I have the same thought about finance. If you enjoy eating out upon occasion or going to a movie or such – do so. If going to movies or eating out is breaking your budget you are: 1. Doing it to excess (like every day, every meal) 2. Not making enough income or 3. Overspending on the biggie macro stuff and are doing these things not because you enjoy them but because you need to keep up the pseudo rich lifestyle.
I have never lived in an over-priced house or had an over-priced brand new car, so the big macro expenses are not something I can cut back on. I have cut way back on ‘recreational’ shopping. I unsubscribed from numerous time and money sucking retailers email lists. I kept only those lists I know I might use for things I actually need.
I have stopped buying make-up I don’t need. I used to buy make-up just because it was on sale and I loved the pretty colors! Now I buy only when something is used up and needs replacing. Same thing with jewelry. (a theme here? I love sparkly, colorful stuff!)
I don’t do much couponing. Coupons mostly tend to be for national brand boxed items with tons of additives. I do use coupons on TP and I use the store coupons Kroger sends for eggs, vegetables, etc..
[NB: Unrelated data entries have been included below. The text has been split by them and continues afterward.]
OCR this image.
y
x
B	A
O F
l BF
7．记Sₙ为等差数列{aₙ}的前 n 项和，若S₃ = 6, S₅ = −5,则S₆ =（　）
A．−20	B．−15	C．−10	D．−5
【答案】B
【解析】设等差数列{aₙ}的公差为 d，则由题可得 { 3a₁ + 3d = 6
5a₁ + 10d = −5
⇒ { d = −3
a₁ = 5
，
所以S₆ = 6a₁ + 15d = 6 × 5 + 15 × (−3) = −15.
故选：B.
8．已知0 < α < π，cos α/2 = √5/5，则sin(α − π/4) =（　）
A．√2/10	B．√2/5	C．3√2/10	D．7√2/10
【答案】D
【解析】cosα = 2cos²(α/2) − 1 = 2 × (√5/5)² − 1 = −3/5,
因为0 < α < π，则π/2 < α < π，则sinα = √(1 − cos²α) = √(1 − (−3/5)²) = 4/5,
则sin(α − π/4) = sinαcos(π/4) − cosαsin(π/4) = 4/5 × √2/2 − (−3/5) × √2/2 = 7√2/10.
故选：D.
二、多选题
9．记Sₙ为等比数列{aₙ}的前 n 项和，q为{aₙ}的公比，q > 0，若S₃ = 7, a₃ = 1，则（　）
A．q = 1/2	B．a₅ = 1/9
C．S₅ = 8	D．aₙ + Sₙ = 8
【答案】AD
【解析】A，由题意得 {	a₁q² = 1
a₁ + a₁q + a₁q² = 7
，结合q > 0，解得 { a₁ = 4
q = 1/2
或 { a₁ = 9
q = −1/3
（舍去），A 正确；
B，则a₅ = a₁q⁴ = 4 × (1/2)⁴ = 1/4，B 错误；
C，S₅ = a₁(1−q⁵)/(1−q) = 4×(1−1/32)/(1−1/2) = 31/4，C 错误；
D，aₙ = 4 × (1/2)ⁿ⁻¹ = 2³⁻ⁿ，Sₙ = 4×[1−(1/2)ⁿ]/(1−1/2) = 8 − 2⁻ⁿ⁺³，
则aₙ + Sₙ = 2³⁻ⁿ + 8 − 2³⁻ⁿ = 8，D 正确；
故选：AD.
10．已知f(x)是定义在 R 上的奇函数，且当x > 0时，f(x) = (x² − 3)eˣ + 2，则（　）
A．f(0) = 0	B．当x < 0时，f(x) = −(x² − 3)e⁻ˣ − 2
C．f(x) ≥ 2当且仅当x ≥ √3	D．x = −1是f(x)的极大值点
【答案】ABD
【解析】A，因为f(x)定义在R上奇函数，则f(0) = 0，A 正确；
A couple of years ago my mister said we need to cut back. I said cut back on what? Why? If we cut back much more we will starve. And the thing is, my salary had just gone up and our expenses had not. His dad was a cheapskate and fearful about money and I think it rubbed off on him. My dad was the opposite; he was a selfish, foolish, debt ridden spendthrift. he would buy himself over-priced luxuries and ignore the family necessities such as medical care. I learned to balance the extremes and told the mister that he would do well to learn to balance things also. I think extreme frugality or extreme spendthrift lifestyles tend to make many people feel too poor and feeling poor makes you fearful and just draws more poverty your way.
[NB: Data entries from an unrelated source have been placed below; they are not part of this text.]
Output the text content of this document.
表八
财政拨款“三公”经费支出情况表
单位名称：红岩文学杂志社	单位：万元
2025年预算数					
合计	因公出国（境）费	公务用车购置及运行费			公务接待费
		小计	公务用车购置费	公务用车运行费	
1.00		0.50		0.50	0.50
I think there is a balance point between foolishly living past your means and living way under your means.
Extreme frugality might work for a period IF you have a goal in mind for all the money you have saved and IF you have a set period in which to do so.
Hi Mary – I almost split a gut when I read “I have stopped buying make-up I don?t need. I used to buy make-up just because it was on sale and I loved the pretty colors!” Wow, that describes millions of people!!!
You made a comment about fear, that I think moves the discussion to a higher level. Fear could motivate someone to either over-consume – to run away from reality – or to be a miser, out of fear of being poor. Neither is a healthy state of mind, nor a comfortable way to live. Balance is the solution, which is why I favor macro-frugality. You keep the big expenses low, and give yourself more flexibility on smaller expenses.